Moody’s Portugal warning is too soft

December 21, 2010

The author is a Reuters Breakingviews columnist. The opinions expressed are his own.

LONDON — Sometimes ratings agencies don’t see trouble coming at all. But more often they spot risks and are reluctant to draw ugly conclusions. Just consider Moody’s comments as it put Portugal on negative watch on Dec. 21.

The agency says it has concerns about Portugal’s “long-term economic vitality”. Yet it adds that the nation’s solvency is “not in question”. It points out that the bond market has remained open to the country, while noting that the price at which debt is sold is “elevated”. Far more elevated, Moody’s might have said, than six months or a year ago. That gradual ratcheting up of financing costs is precisely what tends to happen as a country heads towards crisis.

Portugal’s profound macroeconomic problem is indeed a lack of vitality. The economy struggled to grow even in the first seven happy years of the euro when the government ran a cheaply funded deficit and the banks were able to tap euro zone capital markets at extraordinarily cheap rates. The challenge now is to generate the revenues needed to service all that accumulated debt even as the government imposes austerity.

The challenge of running faster is all the greater because the accumulated debt is such a massive burden. The government has made little progress in improving its fiscal position. Debt is estimated to exceed 80 percent of GDP. Meeting the target for a still very large fiscal deficit of 7.3 percent of GDP this year looks a struggle. That deficit will add to the country’s debt, whose upward trajectory is something all investors can see.

In 2011 recession is likely. Growth prospects after that look poor. The country does not have a strong industrial base and does not look competitive. Even with the country in recession, the trade deficit is big, which implies a need for external funding. Portugal’s lenders are, as Moody’s says, reliant on the European Central Bank.

How long can that continue? Portugal seems almost certain to require a bailout. That would provide short-term relief for a country struggling to keep up on its payments to creditors. But without some fresh catalyst, the long-term vitality problem that Moody’s identifies would remain unsolved.

Comments

It’s amazing how someone in the UK, whose debt has actually increased A LOT this year has recent numbers have revealed has the courage to talk about the Portuguese situation like this. Portugal is actually succeeding in reducing its deficit, which will be lower than Britain this year (it was already lower than Britain’s last year).

And the banking system of Portugal is only shut down from the markets because of recent rating’s agencies downgrades, so they created a vicious circle, they downgrded the banks, making it hard for them to tap the markets, and then accuse them of not tapping the markets and hence being to dependent on central bank financing! A job well done to reduce the Portuguese economy to nothing, and if there was any justice in this world, countries like the UK, France, the US would never have a triple-A rating, I understand the prudence of the agencies, but attacking the weaklings of Europe will lead to nothing – they are always late in predicting whatever comes anyway – and their decisions affect the lives of millions of people around the world, it happened in the US with the subprime crisis, in Argentina, etc. etc. etc. who are these people?

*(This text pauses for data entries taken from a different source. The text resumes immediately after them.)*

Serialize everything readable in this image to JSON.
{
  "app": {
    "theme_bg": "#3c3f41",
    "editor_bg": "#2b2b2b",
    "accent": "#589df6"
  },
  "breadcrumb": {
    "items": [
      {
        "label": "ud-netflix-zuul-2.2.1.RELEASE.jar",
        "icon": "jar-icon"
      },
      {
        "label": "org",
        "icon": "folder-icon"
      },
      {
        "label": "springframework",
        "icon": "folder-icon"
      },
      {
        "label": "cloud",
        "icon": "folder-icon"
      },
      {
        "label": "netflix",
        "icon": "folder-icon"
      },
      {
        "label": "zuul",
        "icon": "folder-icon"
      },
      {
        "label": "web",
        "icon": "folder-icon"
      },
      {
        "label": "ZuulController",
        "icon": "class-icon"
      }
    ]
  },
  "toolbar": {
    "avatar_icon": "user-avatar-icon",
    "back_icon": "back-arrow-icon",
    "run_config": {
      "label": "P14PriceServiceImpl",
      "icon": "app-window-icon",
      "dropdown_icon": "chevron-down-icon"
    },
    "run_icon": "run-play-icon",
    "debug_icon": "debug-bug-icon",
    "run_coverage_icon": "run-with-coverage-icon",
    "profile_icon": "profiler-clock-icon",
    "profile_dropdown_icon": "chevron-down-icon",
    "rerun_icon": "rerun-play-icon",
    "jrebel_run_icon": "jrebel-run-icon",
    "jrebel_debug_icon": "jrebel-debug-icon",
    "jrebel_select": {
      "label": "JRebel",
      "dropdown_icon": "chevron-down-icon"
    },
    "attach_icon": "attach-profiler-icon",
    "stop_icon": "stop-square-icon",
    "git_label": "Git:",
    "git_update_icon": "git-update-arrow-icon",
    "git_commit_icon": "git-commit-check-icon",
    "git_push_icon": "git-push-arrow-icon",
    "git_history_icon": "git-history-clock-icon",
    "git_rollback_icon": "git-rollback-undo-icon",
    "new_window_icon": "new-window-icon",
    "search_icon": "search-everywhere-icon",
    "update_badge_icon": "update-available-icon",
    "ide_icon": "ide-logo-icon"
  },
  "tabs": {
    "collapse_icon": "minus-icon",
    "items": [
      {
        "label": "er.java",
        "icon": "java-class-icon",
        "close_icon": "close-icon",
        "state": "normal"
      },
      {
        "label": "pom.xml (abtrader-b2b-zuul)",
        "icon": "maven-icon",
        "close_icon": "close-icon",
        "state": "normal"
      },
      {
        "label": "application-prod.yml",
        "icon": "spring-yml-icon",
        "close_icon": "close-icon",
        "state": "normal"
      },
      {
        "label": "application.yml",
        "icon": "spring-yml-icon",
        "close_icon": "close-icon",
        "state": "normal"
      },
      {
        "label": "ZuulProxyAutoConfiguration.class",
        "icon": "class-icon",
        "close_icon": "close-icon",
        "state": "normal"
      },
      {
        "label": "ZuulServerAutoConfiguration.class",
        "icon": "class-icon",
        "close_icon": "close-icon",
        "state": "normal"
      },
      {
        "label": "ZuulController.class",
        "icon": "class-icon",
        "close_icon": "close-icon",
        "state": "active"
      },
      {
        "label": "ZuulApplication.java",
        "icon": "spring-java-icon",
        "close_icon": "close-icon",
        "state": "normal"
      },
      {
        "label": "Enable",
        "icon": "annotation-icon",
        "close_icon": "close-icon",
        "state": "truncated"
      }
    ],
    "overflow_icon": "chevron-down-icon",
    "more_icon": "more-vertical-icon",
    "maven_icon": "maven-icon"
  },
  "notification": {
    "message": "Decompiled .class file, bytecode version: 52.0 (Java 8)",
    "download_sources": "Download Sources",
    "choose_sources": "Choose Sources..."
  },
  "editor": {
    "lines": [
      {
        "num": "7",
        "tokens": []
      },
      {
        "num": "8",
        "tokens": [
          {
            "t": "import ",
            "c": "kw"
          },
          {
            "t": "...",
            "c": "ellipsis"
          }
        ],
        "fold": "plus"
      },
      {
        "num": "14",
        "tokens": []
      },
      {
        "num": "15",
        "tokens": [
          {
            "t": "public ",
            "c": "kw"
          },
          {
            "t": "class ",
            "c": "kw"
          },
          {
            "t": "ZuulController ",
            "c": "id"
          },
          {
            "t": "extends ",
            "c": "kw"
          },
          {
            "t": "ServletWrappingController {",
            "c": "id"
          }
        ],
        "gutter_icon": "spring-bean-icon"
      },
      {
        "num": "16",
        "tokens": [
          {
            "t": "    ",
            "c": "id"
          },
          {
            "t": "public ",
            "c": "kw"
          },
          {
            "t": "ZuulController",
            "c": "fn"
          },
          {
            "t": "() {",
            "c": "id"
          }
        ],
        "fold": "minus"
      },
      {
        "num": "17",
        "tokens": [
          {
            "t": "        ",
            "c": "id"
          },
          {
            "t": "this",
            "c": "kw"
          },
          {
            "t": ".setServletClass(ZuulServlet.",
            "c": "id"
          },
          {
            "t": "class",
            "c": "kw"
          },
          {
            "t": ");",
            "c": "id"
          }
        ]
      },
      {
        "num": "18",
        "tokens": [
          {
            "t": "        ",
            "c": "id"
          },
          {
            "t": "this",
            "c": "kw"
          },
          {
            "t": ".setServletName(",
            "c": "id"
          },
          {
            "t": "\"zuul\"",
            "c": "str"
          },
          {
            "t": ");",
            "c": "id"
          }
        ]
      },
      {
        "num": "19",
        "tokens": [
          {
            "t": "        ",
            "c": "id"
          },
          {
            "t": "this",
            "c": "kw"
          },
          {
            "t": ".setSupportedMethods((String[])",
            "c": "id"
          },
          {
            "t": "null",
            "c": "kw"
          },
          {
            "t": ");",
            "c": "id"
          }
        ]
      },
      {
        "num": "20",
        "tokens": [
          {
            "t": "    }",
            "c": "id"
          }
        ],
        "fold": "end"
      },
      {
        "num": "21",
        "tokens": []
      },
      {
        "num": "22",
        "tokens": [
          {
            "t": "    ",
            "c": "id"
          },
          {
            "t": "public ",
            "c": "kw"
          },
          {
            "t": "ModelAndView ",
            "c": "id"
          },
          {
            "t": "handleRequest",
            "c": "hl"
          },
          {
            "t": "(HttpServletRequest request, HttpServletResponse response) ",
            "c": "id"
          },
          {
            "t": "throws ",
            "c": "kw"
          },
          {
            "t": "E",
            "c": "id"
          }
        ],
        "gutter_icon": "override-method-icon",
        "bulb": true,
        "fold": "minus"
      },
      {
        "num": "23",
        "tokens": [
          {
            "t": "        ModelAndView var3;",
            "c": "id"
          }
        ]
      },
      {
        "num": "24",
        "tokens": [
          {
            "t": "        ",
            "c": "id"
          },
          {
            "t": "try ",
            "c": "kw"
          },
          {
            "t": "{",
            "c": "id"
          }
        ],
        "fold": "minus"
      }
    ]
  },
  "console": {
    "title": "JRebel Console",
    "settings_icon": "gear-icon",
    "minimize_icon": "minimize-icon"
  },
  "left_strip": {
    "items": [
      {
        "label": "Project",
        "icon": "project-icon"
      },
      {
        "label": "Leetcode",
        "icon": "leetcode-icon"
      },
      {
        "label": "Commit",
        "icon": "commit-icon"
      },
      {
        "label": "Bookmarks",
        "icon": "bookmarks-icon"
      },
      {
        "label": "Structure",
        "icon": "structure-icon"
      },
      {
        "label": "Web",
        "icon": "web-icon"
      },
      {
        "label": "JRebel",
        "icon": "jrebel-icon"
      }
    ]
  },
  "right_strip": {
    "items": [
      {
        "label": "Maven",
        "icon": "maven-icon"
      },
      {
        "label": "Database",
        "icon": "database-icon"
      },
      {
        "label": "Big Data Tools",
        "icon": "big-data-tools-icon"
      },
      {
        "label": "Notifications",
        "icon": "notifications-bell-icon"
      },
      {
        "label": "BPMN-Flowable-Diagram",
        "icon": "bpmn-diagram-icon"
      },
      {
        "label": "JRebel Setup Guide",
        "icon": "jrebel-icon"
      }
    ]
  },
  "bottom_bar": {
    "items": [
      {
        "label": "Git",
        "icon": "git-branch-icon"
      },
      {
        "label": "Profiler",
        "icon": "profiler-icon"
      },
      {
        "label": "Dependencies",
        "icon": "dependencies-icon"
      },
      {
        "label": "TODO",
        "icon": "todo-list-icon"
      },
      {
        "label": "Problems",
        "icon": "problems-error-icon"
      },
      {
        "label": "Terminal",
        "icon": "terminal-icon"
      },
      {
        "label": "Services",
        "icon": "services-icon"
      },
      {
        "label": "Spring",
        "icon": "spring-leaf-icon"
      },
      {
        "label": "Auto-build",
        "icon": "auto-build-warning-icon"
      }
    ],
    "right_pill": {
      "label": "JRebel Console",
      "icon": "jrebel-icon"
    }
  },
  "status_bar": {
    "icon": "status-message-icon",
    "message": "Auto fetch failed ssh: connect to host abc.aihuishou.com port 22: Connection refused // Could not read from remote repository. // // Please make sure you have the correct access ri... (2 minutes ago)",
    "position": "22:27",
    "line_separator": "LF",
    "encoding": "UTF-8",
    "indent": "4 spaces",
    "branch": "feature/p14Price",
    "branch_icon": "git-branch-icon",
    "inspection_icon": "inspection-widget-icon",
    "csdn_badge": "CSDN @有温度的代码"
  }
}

Posted by Antonio78 | Report as abusive
 

The dominoes are beginning to fall Spain next followed by Italy. Its inevitable that the Euro in its current form cannot continue. Germany will exit the Euro and the EU. The EU without Germany,s funding will have to thoroughly reform which will mean cutting that horrendous bureaucracy and finally abandoning the CAP. The PIGS will then be allowed to devalue which is the only way they will sort themselves out of this mess. Then hopefully governments worldwide will behave with financial prudence.

Posted by sunny171258 | Report as abusive
 

If you want to see a visual effect of Portugal’s disarray, take a look at Google’s Street View. Portugal’s people seem to take pride in unsightly graffiti. Especially Lisbon. It’s a long road from dictatorship.